In this novel, a wandering orphan from Pittsburgh meets a man and his family in Georgia and gets drawn into their complicated emotional lives.
In the early 1970s, Randy Walls turns 18 years old and is on his own—he’s lived his whole life in Pittsburgh, first in an orphanage and then in foster homes. He travels to Georgia in search of his only living relative, Uncle Oscar. But, it turns out, Oscar’s not actually alive, leaving Randy stranded “like a lost dog dragging a broken leash,” one of the many memorable turns of phrase in Yates’ family drama. Randy fortuitously meets Ben Stempton, a cantankerous older man who immediately hires him to haul pulpwood, with a shack to live in part of the deal. Randy falls in love with Ben’s daughter, Stacy, but she is seeing Ty Ragsdale, a “violence prone high school dropout who really didn’t give a damn” as well as the principal obstacle to the protagonist’s happiness. After Ben suddenly dies in a freak accident, Stacy is devastated, as is her mom, Bea, and Randy decides to stay on for a while. Yates paints an authentic picture of the Georgia countryside in the ’70s, still riven by febrile racism. In addition, Randy is a grippingly complex character—fundamentally decent but also tortured by the nightmarish memories of the abuse he suffered as a child.
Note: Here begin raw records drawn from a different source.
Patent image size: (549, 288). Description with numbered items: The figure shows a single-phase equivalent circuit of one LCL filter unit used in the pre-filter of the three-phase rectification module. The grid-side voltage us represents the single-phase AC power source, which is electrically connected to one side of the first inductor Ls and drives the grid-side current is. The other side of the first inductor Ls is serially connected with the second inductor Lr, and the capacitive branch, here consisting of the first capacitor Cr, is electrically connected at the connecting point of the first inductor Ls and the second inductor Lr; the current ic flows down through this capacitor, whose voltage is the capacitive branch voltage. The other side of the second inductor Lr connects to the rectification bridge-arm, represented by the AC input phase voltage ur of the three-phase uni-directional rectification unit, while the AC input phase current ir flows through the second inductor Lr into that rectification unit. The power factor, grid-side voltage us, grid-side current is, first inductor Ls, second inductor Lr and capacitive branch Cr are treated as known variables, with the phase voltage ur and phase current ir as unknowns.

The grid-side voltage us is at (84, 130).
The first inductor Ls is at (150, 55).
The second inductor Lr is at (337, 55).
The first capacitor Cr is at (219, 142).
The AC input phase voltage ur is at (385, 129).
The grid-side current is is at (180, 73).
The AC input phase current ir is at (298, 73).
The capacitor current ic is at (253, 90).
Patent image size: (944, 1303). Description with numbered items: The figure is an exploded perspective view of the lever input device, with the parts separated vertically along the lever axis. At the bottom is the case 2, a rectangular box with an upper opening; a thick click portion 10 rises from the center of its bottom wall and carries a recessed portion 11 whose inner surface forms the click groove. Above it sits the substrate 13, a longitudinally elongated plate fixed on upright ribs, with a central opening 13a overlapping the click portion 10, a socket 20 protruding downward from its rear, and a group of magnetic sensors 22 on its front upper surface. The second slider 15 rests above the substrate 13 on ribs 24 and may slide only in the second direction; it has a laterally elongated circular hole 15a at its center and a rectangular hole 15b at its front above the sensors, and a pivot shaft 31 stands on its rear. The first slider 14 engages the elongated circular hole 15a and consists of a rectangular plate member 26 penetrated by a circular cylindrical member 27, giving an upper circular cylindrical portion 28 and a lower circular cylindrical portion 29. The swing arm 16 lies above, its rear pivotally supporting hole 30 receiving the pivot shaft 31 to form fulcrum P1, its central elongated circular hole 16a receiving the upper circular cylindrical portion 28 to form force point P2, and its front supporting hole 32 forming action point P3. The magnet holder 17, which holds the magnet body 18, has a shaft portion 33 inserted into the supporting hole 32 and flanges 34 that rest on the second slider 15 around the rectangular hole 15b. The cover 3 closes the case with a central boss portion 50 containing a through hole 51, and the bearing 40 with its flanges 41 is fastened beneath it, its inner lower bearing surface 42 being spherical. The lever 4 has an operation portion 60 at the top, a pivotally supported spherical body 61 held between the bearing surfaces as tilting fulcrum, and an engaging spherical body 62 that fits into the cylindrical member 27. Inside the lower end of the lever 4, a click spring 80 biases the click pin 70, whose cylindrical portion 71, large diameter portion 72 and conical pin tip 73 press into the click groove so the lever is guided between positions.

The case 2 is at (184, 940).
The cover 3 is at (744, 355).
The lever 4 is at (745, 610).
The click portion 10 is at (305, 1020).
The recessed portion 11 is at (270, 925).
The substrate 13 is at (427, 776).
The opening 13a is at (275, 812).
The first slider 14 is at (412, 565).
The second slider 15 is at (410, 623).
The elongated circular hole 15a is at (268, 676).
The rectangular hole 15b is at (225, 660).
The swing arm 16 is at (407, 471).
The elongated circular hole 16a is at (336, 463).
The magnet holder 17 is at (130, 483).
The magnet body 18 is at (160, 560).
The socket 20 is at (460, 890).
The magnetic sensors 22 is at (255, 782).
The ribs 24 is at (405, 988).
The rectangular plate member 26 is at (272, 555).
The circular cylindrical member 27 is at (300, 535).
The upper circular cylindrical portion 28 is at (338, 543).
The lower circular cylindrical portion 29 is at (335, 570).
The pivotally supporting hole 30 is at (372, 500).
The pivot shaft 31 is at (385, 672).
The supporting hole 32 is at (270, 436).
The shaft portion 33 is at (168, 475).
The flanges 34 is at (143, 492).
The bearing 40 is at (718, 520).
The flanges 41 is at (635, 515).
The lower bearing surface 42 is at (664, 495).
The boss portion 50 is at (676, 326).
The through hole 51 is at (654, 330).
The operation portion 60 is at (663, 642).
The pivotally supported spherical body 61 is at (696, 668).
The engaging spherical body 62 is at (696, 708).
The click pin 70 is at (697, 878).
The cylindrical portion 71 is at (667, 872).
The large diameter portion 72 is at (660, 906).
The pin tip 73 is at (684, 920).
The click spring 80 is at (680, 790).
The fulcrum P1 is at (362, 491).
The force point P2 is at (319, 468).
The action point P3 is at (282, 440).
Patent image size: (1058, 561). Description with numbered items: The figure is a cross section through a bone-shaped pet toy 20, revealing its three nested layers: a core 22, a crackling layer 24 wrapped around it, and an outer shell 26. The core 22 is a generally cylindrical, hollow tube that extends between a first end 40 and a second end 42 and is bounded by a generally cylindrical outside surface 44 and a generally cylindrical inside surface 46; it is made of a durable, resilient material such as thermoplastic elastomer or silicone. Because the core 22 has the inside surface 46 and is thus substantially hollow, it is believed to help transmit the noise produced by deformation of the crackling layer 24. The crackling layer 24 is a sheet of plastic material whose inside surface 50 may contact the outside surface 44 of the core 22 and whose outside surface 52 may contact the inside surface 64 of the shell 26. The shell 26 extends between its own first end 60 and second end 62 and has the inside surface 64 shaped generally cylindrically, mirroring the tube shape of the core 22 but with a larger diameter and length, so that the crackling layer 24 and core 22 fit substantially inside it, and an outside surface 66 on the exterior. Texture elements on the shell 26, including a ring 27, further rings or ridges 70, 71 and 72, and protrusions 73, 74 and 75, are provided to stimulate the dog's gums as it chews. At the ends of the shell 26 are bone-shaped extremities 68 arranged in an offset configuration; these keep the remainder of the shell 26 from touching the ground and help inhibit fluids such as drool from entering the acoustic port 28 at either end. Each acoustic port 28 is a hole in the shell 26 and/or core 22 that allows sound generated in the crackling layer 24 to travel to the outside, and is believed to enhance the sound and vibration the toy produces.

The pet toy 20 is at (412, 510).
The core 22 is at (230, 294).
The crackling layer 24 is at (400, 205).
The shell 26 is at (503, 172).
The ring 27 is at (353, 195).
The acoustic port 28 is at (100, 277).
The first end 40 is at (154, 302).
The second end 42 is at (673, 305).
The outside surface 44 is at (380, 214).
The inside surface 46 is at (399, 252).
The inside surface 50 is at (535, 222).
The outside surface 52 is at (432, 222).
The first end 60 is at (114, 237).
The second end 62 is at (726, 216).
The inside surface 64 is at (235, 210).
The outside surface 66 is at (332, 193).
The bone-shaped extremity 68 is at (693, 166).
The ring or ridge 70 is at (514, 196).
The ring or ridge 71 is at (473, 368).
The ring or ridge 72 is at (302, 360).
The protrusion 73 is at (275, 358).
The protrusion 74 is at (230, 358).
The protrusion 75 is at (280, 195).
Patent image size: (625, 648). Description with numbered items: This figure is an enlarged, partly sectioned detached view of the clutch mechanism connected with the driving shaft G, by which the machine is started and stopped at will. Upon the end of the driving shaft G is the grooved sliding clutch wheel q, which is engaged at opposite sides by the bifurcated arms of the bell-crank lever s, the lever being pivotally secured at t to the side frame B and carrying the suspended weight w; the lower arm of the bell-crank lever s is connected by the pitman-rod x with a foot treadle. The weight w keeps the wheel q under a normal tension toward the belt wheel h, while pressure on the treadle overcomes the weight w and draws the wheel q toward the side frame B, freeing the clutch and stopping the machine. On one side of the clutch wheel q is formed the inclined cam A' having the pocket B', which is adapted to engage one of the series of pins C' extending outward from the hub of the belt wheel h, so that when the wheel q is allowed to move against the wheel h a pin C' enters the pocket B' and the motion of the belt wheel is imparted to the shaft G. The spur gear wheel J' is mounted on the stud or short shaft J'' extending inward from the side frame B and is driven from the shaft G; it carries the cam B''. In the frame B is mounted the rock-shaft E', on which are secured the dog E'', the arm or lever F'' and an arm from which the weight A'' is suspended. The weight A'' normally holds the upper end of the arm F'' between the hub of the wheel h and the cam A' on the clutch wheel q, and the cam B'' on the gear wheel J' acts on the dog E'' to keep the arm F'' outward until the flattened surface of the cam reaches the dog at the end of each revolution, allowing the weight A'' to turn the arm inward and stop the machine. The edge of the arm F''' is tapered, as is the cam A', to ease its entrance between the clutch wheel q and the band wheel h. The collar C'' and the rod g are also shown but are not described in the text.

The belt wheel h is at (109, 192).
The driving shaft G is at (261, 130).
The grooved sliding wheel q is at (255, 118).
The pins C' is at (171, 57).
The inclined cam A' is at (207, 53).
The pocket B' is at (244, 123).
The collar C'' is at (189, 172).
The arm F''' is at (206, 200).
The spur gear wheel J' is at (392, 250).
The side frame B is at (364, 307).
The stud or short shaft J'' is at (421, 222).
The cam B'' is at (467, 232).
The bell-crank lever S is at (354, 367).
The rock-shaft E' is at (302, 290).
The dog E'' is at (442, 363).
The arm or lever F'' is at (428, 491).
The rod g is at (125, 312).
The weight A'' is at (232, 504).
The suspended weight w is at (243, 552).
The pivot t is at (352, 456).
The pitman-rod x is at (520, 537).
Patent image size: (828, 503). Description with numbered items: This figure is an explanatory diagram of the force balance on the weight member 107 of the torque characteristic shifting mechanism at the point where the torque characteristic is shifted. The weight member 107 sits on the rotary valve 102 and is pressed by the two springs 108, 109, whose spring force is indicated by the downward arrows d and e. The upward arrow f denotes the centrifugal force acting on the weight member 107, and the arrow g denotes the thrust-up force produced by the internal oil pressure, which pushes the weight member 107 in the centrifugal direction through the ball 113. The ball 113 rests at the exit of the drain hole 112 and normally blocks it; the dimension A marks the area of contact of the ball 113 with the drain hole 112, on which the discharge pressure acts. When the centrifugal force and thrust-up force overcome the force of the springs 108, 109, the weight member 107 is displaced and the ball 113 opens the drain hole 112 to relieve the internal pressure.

The author’s prose can be sentimentally earnest but also sweetly poetic: “There was something about Stacy’s eyes that seemed basic to life, and when Randy closed his he could see hers.” The plot drags on a bit, made lumbering by an excess of details—far too many pages are devoted to Ty’s backstory and other matters. Overall, the novel would likely improve if 100 pages were artfully excised. Nonetheless, this is a powerful story, both thoughtful and affecting.
A moving family tale as touching as it is historically perceptive.